Thus, the law of Illinois and the law of Virginia disagree on this issue. Illinois law dictates that Defendant pay for the entire settlement, treating the copyright-infringement claim as the "primary focus" of the settlement under the Santa's Best test. Contrarily, Virginia law would likely require an allocation of the settlement; Plaintiffs would need to allocate the value of claims covered and the value of uncovered claims. The application of Virginia law would create a different outcome than the application of Illinois law; therefore, a conflict of law exists.

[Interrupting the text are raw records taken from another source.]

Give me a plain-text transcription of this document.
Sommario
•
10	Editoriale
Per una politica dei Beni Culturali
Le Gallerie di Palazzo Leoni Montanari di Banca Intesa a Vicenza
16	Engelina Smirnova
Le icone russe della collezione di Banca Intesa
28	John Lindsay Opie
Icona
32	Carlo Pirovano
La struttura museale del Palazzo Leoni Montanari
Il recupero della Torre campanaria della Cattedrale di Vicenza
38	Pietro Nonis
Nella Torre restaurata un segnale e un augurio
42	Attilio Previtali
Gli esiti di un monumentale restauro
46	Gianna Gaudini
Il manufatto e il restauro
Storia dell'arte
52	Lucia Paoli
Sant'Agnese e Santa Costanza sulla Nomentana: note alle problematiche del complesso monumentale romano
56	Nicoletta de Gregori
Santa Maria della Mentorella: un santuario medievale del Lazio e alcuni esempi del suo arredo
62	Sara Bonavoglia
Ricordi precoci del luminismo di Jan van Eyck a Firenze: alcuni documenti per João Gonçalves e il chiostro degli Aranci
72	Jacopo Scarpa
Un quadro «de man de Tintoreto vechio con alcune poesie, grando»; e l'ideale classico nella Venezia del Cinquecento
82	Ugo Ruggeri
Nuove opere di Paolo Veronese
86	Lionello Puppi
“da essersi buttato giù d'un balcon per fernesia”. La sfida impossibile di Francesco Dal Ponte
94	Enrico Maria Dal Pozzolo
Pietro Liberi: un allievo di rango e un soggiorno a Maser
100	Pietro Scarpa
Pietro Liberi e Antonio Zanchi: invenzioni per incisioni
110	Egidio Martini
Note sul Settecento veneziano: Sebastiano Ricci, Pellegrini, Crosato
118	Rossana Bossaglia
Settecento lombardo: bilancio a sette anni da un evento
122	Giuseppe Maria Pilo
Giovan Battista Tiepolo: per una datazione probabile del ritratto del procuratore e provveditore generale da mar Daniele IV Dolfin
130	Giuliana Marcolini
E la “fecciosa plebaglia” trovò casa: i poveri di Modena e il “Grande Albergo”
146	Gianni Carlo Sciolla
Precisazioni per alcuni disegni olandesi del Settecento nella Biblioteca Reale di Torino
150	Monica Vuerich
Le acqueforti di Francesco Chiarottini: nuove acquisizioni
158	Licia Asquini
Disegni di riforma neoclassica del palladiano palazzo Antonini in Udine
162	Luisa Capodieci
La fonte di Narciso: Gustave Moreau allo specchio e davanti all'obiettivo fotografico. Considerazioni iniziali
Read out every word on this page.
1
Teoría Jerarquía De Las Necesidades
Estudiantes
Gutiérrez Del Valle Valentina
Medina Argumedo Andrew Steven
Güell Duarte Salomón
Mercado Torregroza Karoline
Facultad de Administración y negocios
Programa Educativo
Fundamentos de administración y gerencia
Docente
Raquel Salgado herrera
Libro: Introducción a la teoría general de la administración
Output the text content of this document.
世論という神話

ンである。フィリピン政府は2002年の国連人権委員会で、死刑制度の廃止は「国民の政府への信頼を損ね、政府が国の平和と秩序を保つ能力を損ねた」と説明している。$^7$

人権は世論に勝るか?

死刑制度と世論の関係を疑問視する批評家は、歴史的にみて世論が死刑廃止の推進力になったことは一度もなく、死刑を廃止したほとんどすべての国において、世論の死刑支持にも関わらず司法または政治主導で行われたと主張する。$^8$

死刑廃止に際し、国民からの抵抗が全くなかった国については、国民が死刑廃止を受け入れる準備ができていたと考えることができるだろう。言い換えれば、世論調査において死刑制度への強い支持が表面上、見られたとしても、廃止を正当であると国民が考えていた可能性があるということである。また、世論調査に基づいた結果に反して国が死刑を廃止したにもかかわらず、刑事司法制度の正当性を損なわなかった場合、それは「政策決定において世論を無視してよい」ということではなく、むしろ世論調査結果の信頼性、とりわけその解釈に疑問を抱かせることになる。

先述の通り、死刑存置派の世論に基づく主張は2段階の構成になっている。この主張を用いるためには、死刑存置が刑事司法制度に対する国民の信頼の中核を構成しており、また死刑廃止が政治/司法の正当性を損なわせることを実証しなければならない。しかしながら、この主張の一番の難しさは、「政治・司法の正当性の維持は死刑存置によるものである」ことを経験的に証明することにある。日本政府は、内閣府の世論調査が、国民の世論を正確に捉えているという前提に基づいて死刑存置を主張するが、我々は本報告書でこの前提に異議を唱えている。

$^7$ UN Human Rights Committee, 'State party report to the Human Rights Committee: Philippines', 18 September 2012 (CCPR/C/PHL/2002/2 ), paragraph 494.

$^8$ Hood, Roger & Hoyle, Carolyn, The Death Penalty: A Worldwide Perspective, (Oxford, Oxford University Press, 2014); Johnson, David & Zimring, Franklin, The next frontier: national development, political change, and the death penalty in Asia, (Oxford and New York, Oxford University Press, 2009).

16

Choice of Law: "Most Significant Contacts"

When a conflict of law exists, and the policy has no choice-of-law provision, the court must determine which state's law is applicable. The Policy at issue in this matter did not have a choice-of-law provision. "When a district court sits in diversity, it must apply the choice of law principles of the forum state to determine which state's substantive law governs the proceeding." Tanner v. Jupiter Realty Corp., 433 F.3d 913, 915 (7th Cir. 2006). Thus, Illinois' choice-of-law principles would govern the present case. Id. In Illinois, the choice-of-law question in insurance coverage disputes is determined by applying the "most significant contacts" test. Costello, 876 N.E.2d at 120. Under this test, the court must identify the states that have meaningful contacts with the underlying dispute and evaluate which state has the most significant contacts with this dispute. Id. Obviously, the court must consider in this case whether Virginia or Illinois has more significant contacts to this insurance dispute. Plaintiffs further argue the State of Nevada also has significant contacts to this dispute and that Nevada law might properly apply.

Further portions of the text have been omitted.